Form 8-K





Washington, D.C. 20549







Pursuant to Section 13 or 15(d) of

the Securities Exchange Act of 1934

Date of Report (Date of earliest event reported): October 14, 2009



Harley-Davidson, Inc.

(Exact name of registrant as specified in its charter)




Wisconsin   1-9183   39-1382325

(State or other jurisdiction

of incorporation)

  (Commission File Number)  

(IRS Employer

Identification No.)

3700 West Juneau Avenue, Milwaukee, Wisconsin 53208

(Address of principal executive offices, including zip code)

(414) 342-4680

(Registrant’s telephone number, including area code)

Not Applicable

(Former name or former address, if changed since last report)



Check the appropriate box below if the Form 8-K filing is intended to simultaneously satisfy the filing obligation of the registrant under any of the following provisions:


¨ Written communications pursuant to Rule 425 under the Securities Act (17 CFR 230.425)


¨ Soliciting material pursuant to Rule 14a-12 under the Exchange Act (17 CFR 240.14a-12)


¨ Pre-commencement communications pursuant to Rule 14d-2(b) under the Exchange Act (17 CFR 240.14d-2(b))


¨ Pre-commencement communications pursuant to Rule 13e-4(c) under the Exchange Act (17 CFR 240.13e-4(c)




Item 2.02. Results of Operations and Financial Condition.

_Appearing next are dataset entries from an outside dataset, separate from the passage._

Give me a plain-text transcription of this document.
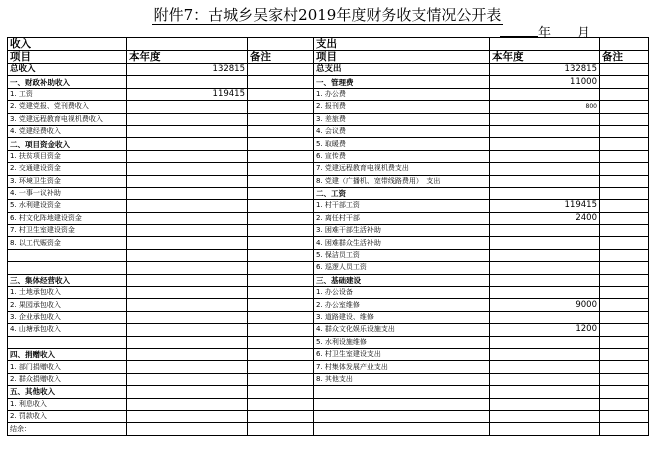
附件7：古城乡吴家村2019年度财务收支情况公开表
年 月
收入			支出		
项目	本年度	备注	项目	本年度	备注
总收入	132815		总支出	132815	
一、财政补助收入			一、管理费	11000	
1. 工资	119415		1. 办公费		
2. 党建党报、党刊费收入			2. 报刊费	800	
3. 党建远程教育电视机费收入			3. 差旅费		
4. 党建经费收入			4. 会议费		
二、项目资金收入			5. 取暖费		
1. 扶贫项目资金			6. 宣传费		
2. 交通建设资金			7. 党建远程教育电视机费支出		
3. 环境卫生资金			8. 党建（广播机、宽带线路费用）　支出		
4. 一事一议补助			二、工资		
5. 水利建设资金			1. 村干部工资	119415	
6. 村文化阵地建设资金			2. 离任村干部	2400	
7. 村卫生室建设资金			3. 困难干部生活补助		
8. 以工代赈资金			4. 困难群众生活补助		
			5. 保洁员工资		
			6. 巡逻人员工资		
三、集体经营收入			三、基础建设		
1. 土地承包收入			1. 办公设备		
2. 果园承包收入			2. 办公室维修	9000	
3. 企业承包收入			3. 道路建设、维修		
4. 山塘承包收入			4. 群众文化娱乐设施支出	1200	
			5. 水利设施维修		
四、捐赠收入			6. 村卫生室建设支出		
1. 部门捐赠收入			7. 村集体发展产业支出		
2. 群众捐赠收入			8. 其他支出		
五、其他收入					
1. 利息收入					
2. 罚款收入					
结余：					
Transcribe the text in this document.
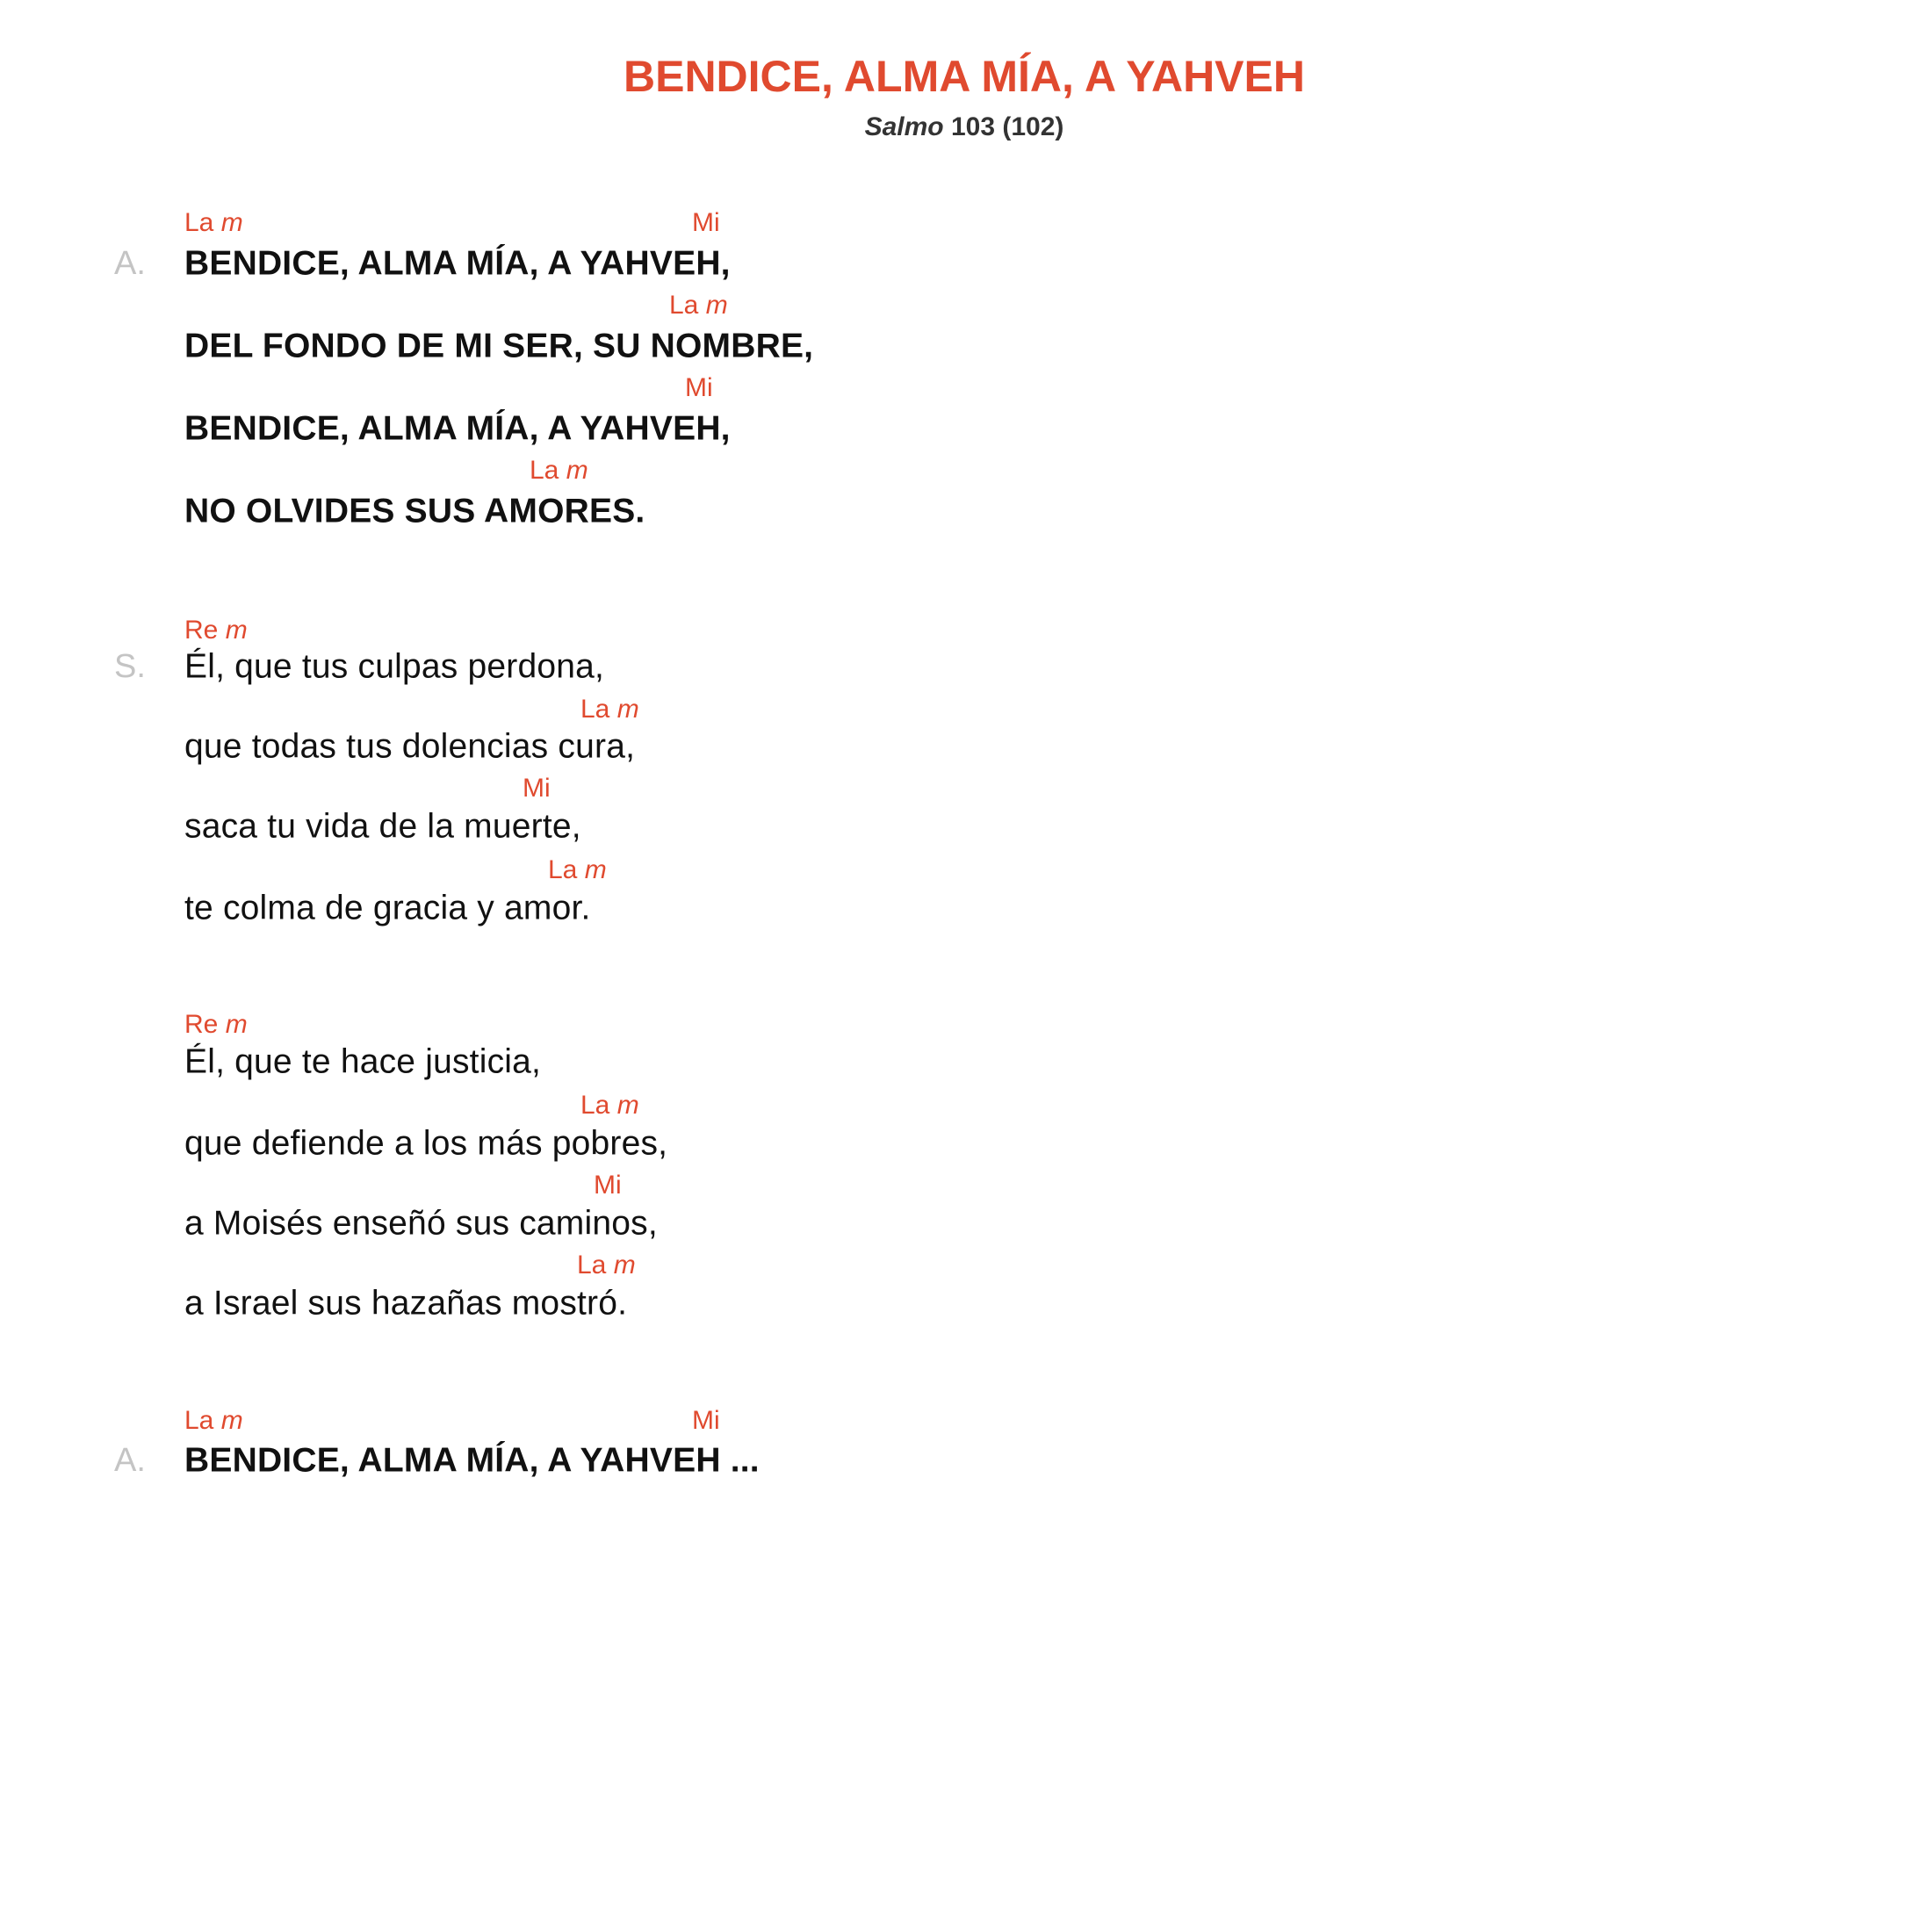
BENDICE, ALMA MÍA, A YAHVEH
Salmo 103 (102)
A.
La m	Mi
BENDICE, ALMA MÍA, A YAHVEH,
La m
DEL FONDO DE MI SER, SU NOMBRE,
Mi
BENDICE, ALMA MÍA, A YAHVEH,
La m
NO OLVIDES SUS AMORES.
S.
Re m
Él, que tus culpas perdona,
La m
que todas tus dolencias cura,
Mi
saca tu vida de la muerte,
La m
te colma de gracia y amor.
Re m
Él, que te hace justicia,
La m
que defiende a los más pobres,
Mi
a Moisés enseñó sus caminos,
La m
a Israel sus hazañas mostró.
A.
La m	Mi
BENDICE, ALMA MÍA, A YAHVEH ...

On October 15, 2009, Harley-Davidson, Inc. (the “Company”) issued a press release (the “Press Release”) announcing the Company’s third quarter financial results for the financial period ended September 27, 2009. A copy of the Press Release is being furnished as Exhibit 99.1 to this Current Report.


Item 2.05. Costs Associated with Exit or Disposal Activities.

On October 15, 2009, the Company unveiled major elements of its go-forward business strategy to drive growth through a single-minded focus of efforts and resources on the unique strengths of the Harley-Davidson brand and to enhance productivity and profitability through continuous improvement. On October 14, 2009, the Company’s Board of Directors approved and the Company committed to the discontinuation of its Buell product line as part of this strategy. The Company disclosed this action in the Press Release and will discuss the action during the Company’s conference call relating to its results of operations for the quarter ended September 27, 2009.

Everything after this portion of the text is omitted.